Example lo (1) The ethylated wood flour obtained in Example 4 is used to perform phenolysis. Weigh out 10 g of phenol into a 30 ml round bottom flask, heat it to 60°C to melt it, and then
Add 1.23 m of 5% aqueous hydrochloric acid solution and mix. Then, add 5 g of ethylated wood flour and let it stand at 80°C for 30 minutes, then stir in that state for 30 minutes. At the end of the process, the ethylated wood flour is It dissolves into a brown viscous solution.

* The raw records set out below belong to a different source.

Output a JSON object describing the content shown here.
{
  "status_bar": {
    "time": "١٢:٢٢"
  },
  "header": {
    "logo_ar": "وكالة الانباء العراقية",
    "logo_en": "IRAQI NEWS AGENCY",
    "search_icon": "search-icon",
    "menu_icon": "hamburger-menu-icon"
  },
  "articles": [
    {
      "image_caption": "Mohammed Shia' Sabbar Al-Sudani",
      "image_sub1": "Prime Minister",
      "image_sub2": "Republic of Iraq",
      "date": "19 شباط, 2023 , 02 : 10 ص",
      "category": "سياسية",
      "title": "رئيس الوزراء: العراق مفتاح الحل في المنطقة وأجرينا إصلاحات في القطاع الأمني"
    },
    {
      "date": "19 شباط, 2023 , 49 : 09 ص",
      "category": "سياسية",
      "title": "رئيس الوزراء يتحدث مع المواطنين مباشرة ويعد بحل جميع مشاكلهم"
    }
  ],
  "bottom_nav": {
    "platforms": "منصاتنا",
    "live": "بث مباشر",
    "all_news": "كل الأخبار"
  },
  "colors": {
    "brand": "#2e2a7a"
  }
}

(2) Formation of foamed resin from solvolyzed ethylated wood flour The ethylated wood flour solution obtained as described above was made alkaline with a 40% caustic soda aqueous solution, and then formalin (
A 40% aqueous solution) was added in an equal volume to the ethylated wood flour solution and reacted at 100° C. for 60 minutes under stirring. At the end of the process, a brown viscous ethylated wood powder modified resol is obtained. Next, when 30% phenolsulfonic acid and 5% petroleum ether by weight were added and stirred, foaming started due to the vaporization of the ether due to self-heating due to condensation in a few minutes, and a resinized foam was formed in about 20 minutes. is obtained. 1 more
Post-cure for 2 hours at 20°C. The specific gravity of the product is 0.03
It is a resin-like substance that is light brown in color.

Claims (1)

[Scope of Claims] 1. A wood foam obtained by foaming and curing a solution in which chemically modified wood is dissolved in an organic solvent having an active group that can be polymerized. 2. It is characterized by dissolving the chemically modified wood in an organic solvent having an active group that can be polymerized, and then adding a crosslinking agent or a curing agent and, if necessary, a foaming agent to the solution and foaming and curing it. Method for manufacturing wood foam.